RDP MitM Exercise

1. Introduction

The Man-in-the-Middle (MitM) attack is a cyberattack where the attacker secretly relays and possibly alters the communications between two parties who believe that they are directly communicating with each other. This theory is discussing MitM for the rdp protocol

2. Goal

  • performing an rdp mitm proxy

  • play with username/password authentication

  • enable/disable NLA (Network Layer Authentication on the target RDP server)

3. Security Questions

As you can see, the RDP connection is protected against this kind of RDP main-in-the-middle attack by activating NLA (Network Level Authentication). Please do your research and respond to the following questions

  • Explain NLA?

  • Explain CredSSP?

  • Explain why NLA should protect against MitM?

  • Would 2FA fix the problem of this kind of MitM attack?

  • What is the difference between the two nmap outputs in the steps above (enabled/disabled NLA)?

4. Exercise

4.1 Pyrdp Mitm Docker

  1. Disable NLA for RDP on Client

2. Perform nmap scan to check if NLA is active on port 3389

nmap -P0 -p 3389 --script rdp-enum-encryption 192.168.71.150 192.168.71.159

3. Setup Pyrdp Docker

docker pull gosecure/pyrdp:latest docker run --rm -i -p 3389:3389 gosecure/pyrdp pyrdp-mitm.py x.x.x.x (IP Adress of RDP Server)

In my case the setup didn't work.
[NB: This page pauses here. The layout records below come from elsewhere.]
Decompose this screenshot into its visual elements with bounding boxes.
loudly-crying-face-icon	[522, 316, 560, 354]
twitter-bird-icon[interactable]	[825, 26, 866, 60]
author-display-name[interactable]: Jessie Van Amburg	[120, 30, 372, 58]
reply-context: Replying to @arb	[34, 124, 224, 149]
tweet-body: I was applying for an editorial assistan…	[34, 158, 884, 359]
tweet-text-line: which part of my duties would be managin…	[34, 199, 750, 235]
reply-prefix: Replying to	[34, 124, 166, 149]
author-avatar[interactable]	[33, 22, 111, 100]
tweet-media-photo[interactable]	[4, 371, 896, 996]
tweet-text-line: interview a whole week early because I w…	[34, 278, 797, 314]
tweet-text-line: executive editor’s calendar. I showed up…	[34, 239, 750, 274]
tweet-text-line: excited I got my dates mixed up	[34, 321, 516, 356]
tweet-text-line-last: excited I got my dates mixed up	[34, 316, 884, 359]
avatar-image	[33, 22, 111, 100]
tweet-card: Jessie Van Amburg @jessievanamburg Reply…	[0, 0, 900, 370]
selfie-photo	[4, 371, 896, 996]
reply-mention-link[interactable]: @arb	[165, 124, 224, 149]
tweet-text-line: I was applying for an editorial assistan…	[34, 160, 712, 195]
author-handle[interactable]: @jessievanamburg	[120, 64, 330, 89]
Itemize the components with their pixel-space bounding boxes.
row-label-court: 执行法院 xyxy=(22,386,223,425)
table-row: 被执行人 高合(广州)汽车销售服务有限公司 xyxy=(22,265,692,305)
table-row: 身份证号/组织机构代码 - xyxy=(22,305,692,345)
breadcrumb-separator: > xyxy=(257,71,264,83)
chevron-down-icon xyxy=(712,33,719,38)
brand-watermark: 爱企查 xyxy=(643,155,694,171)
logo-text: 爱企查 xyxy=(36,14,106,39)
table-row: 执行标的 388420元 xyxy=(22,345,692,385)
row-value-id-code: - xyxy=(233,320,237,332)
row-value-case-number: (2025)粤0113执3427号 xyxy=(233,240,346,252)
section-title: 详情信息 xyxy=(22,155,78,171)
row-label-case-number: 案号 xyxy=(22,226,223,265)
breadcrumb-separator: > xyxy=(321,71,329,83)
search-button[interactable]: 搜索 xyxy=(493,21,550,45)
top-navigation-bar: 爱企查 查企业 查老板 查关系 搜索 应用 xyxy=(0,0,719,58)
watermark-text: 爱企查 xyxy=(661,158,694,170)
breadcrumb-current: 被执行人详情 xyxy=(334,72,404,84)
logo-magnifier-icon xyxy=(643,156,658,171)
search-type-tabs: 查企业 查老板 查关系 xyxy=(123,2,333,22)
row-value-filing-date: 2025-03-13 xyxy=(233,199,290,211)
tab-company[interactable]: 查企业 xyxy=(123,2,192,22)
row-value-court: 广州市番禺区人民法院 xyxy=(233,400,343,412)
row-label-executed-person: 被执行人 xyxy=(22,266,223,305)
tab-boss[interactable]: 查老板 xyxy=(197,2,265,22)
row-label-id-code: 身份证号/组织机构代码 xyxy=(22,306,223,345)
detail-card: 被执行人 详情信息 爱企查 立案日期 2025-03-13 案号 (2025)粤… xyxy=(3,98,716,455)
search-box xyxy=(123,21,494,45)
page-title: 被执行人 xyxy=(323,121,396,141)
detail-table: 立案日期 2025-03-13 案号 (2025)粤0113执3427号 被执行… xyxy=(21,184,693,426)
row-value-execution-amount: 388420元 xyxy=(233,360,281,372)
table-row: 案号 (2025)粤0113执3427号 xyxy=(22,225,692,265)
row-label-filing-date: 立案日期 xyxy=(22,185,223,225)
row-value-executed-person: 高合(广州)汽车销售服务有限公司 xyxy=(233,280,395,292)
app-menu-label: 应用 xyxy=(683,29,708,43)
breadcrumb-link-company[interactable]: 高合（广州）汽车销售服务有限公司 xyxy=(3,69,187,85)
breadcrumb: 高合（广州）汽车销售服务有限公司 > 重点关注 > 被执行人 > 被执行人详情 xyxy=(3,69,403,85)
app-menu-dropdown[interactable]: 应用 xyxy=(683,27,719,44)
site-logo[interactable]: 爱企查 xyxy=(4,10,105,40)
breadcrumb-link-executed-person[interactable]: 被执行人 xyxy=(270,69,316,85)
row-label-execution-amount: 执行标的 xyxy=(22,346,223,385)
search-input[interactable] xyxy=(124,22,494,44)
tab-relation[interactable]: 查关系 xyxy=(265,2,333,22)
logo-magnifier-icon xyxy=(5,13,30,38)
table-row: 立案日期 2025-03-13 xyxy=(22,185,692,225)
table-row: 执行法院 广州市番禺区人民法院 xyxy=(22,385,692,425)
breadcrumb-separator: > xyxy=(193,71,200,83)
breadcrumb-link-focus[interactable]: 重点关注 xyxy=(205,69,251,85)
I can see that the docker service is listening on localhost with port 3389, but for some reasons the forwarding to the destination server failed!

4. Enable NLA for RDP Client

5. Perform nmap scan to check NLA again

I'll stop here and use another tool to simulate an RDP mitm attack

4.2 Seth Mitm tool

Setup: 1 Kali Linux Box (Attacker), 1Win2k8 Server (Victim), 1 Win10 Box (Target)

https://github.com/SySS-Research/Seth

Attacker IP: 192.168.71.164 Victim IP: 192.168.71.166 Target IP: 192.168.71.150

./seth.sh eth1 192.168.71.{164,166,150}

Initialize RDP Connection from Server to Win10 Box

Victim needs to ignore the certificate warnings and proceed with yes!

Attacker catched credentials!

If NLA for RDP is enabled this attack won't work!

5. Answers

Network Level Authentication, or NLA as its commonly known, is a service/technology that is used in conjunction with Remote Desktop services and was rolled out with version 6.0 of RDP with initial support in MS Windows Vista.

NLA uses the Credential Security Support Provider (CredSSP) protocol to perform strong server authentication over SSL/TLS or Kerberos to protect against MITM attacks. Additionally, the NLA protects the remote client by completing user authentication before a full RDP connection is established.

2FA can be used for a better security, but won't fully prevent this kind of attack. The attacker will still be able to catch the second factor when the victim types it.

First output shows that downgrade to other type of weaker authentication is possible. With NLA activated only strong server authentication is allowed.